Собранные таким образом деньги надо было сохранить, найти воевод и набрать земское войско. Упоминания о таких денежных раздачах смоленским дворянам и детям боярским, поделенным на три «статьи» жалованья, сохранились в той же «Повести…»: «прежде всем равно даде им по 15 рублей, потом же даде им по статьям: первой статье по 30 рублев, средней же статье по 20 рублев, меншей же статье по 15 рублев»[668].
В Нижнем Новгороде был составлен некий «приговор», наделивший Кузьму Минина чрезвычайными полномочиями, но опять-таки известно только его вызывающее большие вопросы изложение в «Новом летописце»: «Он же написа приговор, не токмо что у них имати животы, но жены и дети продавати, а ратным людям давати»[669]. Этому событию предшествовал, согласно «Ельнинской рукописи» (описанной и цитированной все тем же П.И. Мельниковым), общий сбор нижегородцев в Спасо-Преображенском соборе, где прозвучала проповедь протопопа Саввы и, возможно, то самое первое обращение Кузьмы Минина к посадским людям[670]. Почему такое яркое событие в истории Нижнего Новгорода не оставило своего документального следа, не вошло в нижегородские летописи, кроме одной «Ельнинской рукописи» с легендами, которую приходится вынужденно цитировать по журнальной публикации середины XIX века? Что, кроме сбора денег, было поручено Кузьме Минину, обсуждался ли состав нового нижегородского правительства, каковы были в тот момент полномочия нижегородского воеводы князя Василия Андреевича Звенигородского?
Следующее главное событие в истории нижегородского движения тоже, казалось бы, хорошо известно.

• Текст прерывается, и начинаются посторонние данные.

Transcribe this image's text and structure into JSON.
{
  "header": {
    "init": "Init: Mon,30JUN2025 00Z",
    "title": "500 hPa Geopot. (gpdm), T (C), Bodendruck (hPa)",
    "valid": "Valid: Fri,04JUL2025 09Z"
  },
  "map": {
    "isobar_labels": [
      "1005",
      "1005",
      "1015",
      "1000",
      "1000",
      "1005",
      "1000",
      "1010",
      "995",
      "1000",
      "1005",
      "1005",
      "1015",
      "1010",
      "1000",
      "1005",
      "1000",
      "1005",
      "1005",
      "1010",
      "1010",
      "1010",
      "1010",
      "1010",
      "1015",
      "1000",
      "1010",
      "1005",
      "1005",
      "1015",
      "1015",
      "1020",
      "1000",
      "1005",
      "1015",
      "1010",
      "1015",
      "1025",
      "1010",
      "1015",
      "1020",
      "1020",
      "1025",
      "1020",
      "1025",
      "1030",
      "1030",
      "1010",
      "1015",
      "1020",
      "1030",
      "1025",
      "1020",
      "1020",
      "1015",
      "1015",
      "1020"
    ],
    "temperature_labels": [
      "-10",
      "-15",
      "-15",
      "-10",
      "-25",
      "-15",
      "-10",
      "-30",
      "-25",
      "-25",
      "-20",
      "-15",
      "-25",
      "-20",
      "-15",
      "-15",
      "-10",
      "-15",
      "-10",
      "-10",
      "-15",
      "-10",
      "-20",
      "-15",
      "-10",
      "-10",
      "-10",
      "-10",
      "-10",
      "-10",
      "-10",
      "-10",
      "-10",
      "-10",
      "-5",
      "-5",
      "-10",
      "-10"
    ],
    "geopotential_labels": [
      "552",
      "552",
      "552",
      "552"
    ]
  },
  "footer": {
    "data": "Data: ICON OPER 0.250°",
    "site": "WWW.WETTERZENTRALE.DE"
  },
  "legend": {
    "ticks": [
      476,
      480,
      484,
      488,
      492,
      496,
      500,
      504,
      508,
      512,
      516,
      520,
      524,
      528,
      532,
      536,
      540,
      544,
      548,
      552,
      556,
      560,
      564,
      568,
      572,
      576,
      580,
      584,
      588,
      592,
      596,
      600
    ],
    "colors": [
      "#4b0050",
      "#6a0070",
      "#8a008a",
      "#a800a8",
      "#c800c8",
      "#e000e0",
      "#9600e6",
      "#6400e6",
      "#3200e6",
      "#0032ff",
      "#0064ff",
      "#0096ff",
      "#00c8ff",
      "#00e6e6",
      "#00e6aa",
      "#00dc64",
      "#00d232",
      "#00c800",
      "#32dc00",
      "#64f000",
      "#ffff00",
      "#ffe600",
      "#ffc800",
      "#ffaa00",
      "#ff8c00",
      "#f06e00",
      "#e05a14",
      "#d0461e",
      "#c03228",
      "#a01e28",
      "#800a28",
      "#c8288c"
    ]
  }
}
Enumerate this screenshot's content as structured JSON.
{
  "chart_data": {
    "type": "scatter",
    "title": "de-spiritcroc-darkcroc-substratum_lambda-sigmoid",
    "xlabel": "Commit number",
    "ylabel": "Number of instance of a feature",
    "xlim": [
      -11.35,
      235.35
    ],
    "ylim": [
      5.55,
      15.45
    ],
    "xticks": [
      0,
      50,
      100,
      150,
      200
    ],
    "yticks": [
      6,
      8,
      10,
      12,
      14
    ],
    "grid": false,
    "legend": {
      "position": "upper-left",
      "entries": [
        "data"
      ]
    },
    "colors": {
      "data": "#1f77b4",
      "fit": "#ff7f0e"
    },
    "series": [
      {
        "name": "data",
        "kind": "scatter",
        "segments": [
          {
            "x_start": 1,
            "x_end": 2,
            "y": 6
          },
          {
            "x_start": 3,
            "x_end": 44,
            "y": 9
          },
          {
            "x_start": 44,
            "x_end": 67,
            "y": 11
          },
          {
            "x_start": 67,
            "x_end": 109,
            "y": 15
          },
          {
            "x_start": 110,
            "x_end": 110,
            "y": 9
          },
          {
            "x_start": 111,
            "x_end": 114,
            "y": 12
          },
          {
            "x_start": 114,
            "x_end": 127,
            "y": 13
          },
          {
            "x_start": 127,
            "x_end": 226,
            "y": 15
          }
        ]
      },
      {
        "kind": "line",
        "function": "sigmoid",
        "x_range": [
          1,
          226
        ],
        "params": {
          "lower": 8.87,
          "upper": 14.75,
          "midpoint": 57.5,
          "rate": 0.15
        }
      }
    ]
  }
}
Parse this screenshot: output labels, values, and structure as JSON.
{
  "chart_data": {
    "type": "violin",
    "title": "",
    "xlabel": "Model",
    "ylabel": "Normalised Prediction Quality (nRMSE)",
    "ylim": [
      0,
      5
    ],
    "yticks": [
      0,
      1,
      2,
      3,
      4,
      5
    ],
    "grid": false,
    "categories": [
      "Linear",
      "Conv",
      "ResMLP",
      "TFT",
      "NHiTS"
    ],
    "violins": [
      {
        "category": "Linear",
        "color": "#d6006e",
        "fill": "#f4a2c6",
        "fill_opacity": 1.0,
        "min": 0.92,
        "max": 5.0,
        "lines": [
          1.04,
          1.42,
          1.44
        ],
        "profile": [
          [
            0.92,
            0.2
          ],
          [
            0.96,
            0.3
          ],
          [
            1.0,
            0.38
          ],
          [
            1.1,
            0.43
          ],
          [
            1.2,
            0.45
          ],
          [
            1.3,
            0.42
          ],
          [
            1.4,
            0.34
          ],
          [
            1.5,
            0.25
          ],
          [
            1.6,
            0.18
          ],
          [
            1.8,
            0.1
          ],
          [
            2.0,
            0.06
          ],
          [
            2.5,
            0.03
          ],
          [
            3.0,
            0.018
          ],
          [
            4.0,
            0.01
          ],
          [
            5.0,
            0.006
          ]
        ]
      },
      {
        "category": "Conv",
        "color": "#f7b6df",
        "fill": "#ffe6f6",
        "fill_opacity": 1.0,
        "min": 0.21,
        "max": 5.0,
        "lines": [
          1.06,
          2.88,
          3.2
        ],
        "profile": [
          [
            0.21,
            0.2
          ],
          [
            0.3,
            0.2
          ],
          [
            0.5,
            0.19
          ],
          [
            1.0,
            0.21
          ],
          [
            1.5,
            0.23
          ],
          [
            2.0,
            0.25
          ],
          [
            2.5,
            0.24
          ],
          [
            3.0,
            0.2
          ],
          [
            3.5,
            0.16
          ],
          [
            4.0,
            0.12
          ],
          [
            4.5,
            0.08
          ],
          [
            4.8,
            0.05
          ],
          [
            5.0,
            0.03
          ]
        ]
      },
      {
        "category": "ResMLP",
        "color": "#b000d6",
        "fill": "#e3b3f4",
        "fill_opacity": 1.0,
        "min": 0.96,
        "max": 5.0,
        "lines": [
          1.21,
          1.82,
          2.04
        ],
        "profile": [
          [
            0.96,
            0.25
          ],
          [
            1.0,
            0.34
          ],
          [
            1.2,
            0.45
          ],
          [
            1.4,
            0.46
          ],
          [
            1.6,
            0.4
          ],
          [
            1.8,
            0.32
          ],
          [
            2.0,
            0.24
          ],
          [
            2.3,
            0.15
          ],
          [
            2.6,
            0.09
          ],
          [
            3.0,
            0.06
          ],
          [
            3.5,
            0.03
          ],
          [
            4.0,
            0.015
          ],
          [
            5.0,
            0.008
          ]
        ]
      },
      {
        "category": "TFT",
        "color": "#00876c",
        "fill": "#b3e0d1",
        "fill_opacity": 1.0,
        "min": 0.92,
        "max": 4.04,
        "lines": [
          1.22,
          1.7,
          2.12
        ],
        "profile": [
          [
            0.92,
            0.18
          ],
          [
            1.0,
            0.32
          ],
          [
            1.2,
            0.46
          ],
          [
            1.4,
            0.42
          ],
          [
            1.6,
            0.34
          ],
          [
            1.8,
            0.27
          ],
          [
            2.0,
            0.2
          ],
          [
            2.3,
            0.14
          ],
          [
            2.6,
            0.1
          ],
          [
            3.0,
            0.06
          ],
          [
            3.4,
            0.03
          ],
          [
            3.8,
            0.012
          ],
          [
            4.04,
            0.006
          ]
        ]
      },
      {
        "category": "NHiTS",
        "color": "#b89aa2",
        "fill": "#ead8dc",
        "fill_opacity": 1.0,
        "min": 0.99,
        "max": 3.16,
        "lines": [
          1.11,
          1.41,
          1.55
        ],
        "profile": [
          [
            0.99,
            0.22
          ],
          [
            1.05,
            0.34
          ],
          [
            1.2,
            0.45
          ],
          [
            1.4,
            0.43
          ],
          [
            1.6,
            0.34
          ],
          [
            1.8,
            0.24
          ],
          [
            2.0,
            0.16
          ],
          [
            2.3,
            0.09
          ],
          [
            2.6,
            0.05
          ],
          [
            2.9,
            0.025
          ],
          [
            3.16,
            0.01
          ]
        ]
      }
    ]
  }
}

Нижегородцы послали свое посольство к лечившемуся от ран в своей суздальской вотчине князю Дмитрию Михайловичу Пожарскому. «Новый летописец» указал только на то, что князь Дмитрий Пожарский встретил нижегородское посольство в своей вотчине, находившейся «от Нижнева 120 поприщ» Значительно позднее И.Е. Забелин и С.Ф. Платонов выяснили, что это было село Мугреево, а не Нижний Ландех или Пурех, тоже называвшиеся в качестве тех мест, куда нижегородцы могли отправить своих представителей для переговоров с воеводою князем Дмитрием Пожарским. В состав посольства входил печерский игумен Феодосий, «дворянин добрый» Ждан Петрович Болтин (он служил в городовых детях боярских по Нижнему Новгороду) и посадские люди. Тем самым повторялся привычный состав земских городовых советов, отражавших мнения разных «чинов»: местного духовного собора, служилых людей и всех жителей посада. Надо обратить внимание на то, что Кузьмы Минина еще не было в этом первом посольстве. Но обязательно ли самое первое посольство нижегородцев отправлялось к одному князю Дмитрию Михайловичу Пожарскому? В полномочия членов нижегородского совета могла входить агитация не одного князя Пожарского, а всех заметных землевладельцев уезда, которых звали в Нижний Новгород для общего земского дела. Впрочем, это только предположение, хотя интересно, думали ли в Нижнем Новгороде о том, что будет, если едва залечивший раны воевода откажется возглавить их ополчение?